Oogartsen vrezen slachtoffers door taakuitbreiding optometrist
Er zijn in Nederland bijna tweehonderd gediplomeerde optometristen. Zij zien zich zelf als de "specialist voor het gezonde oog": meer dan 80% van alle brillen wordt in Nederland aangemeten door een opticien of een optometrist. Al jaren zijn er lange wachtlijsten voor een bezoek aan de oogarts. Om hier wat aan te doen wil minister Borst de taak van de optometrist verruimen, zodat de oogartsen minder worden belast.

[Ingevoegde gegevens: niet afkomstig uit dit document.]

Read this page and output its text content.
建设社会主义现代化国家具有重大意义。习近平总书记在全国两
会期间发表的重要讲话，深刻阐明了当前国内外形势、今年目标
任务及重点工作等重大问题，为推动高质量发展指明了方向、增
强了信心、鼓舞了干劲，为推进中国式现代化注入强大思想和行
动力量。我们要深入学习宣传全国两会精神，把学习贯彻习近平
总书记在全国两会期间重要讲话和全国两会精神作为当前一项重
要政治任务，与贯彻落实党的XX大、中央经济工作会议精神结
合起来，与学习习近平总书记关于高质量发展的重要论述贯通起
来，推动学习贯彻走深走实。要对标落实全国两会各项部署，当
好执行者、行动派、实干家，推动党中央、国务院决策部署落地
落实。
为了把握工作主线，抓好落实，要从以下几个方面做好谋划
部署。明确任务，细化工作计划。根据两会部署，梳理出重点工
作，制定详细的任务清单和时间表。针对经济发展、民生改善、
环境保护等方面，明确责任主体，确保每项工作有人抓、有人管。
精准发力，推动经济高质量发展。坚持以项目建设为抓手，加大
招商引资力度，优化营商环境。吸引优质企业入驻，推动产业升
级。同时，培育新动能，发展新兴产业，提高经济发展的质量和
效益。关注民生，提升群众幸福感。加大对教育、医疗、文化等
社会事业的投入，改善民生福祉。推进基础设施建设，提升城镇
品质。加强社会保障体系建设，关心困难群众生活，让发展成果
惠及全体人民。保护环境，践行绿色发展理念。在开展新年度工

De oogartsen - verenigt in het Nederlands Oogheelkundig Gezelschap (NOG) - vinden het onjuist en zelfs gevaarlijk dat sommige "wettelijke verantwoordelijkheden" van oogartsen en huisartsen in het ontwerpbesluit. Tevens zullen gelden voor optometristen. Ook andere artsenorganisaties (KNMG en NHG) vinden het onjuist als optometristen oogdruppels kunnen gaan voorschrijven.
Volgens het NOG zijn de oogdruppels die optometristen mogen gaan toedienen, bepaald niet onschuldig. Iedere oogdruppel wordt via de traanwegen in het lichaam opgenomen, waardoor bijwerkingen kunnen optreden (bijvoorbeeld allergische reacties). In het oog gedruppelde geneesmiddelen kunnen ook tot levensgevaarlijke situaties leiden, omdat oogdruppels rechtstreeks in de bloedbaan worden opgenomen. Het NOG vreest dat er zelfs dodelijke slachtoffers kunnen vallen, als de plannen van minister Borst doorgaan.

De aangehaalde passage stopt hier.